Victorine Alisse est photographe. À l’occasion du festival “Les femmes s’exposent” qui a ouvert ses portes ce mardi en Normandie, elle présente une série de photographies intitulée “On avait tous un paysan dans la famille”. Son travail questionne le visage et les transformations du monde agricole.

C’est au milieu des champs de blé et d’orge, dans la commune de La Bassée, à 20 minutes de la gare de Lens, que Victorine Alisse a grandi près de ses grands-parents agriculteurs. Aujourd’hui, l’exploitation agricole n’est plus fonctionnelle. Les parents de Victorine vivent dans la ferme et sa grand-mère Marie-Paule habite la maison juste à côté.

L’enfance de la jeune femme est marquée par l’image de papi Pierre-Jean, comme elle l’appelle, sur son tracteur avec “toujours une gavroche sur la tête, le même jean bleu et une chemise verte”. Cette ferme familiale, c’est aussi des odeurs : celle des pommes de terre ou du foin, mais c’est aussi des souvenirs de balade dès l’aube en poney avec son grand-père et sa sœur.

Victorine Alisse et sa grand-mère, Marie-Paule, devant la ferme familiale
Victorine Alisse et sa grand-mère, Marie-Paule, devant la ferme familiale © Radio France – Lise LACOMBE

Jusqu’au jour en 2009 où son grand-père doit se séparer de ses terres à contrecœur face au refus de ses enfants de reprendre l’exploitation. Pour lui, l’événement est douloureux mais ce n’est que quelques années après sa mort que Victorine prend conscience de la difficulté de cette séparation.

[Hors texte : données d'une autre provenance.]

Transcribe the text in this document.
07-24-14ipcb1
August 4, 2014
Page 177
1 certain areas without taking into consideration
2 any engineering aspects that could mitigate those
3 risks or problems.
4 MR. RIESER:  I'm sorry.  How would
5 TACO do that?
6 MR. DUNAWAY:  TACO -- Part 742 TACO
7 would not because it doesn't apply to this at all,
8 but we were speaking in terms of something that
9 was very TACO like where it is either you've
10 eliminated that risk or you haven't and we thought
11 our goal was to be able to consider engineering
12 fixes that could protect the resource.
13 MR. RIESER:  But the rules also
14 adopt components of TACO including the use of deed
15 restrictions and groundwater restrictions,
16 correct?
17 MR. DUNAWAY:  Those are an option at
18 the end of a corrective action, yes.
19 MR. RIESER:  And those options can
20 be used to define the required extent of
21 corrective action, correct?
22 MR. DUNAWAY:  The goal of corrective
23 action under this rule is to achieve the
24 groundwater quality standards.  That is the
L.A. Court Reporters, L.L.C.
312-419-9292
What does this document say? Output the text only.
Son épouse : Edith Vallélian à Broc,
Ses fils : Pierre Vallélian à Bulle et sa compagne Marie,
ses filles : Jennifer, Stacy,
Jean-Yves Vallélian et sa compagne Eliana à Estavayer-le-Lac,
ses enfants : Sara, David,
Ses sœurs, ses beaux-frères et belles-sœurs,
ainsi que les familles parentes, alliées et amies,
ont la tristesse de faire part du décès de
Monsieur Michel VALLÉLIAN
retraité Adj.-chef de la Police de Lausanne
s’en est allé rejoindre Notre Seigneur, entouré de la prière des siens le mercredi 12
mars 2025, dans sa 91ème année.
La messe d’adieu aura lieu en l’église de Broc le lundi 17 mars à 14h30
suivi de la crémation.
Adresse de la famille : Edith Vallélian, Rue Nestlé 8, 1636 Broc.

C’est au cours d’une conversation avec sa grand-mère qu’elle comprend l’ampleur de cette perte. Elle se souvient : “Elle m’a raconté qu’elle avait vu mon grand-père pleurer sur son tracteur au moment de laisser ses champs. Je n’avais jamais saisi que ça représentait autant pour lui. Je me suis demandée ce que ça voulait dire d’être agriculteur. Et surtout, je me suis dit que si ça avait été douloureux pour mon grand-père, ça avait du l’être pour d’autres. Il y a un lien mystique avec la terre.”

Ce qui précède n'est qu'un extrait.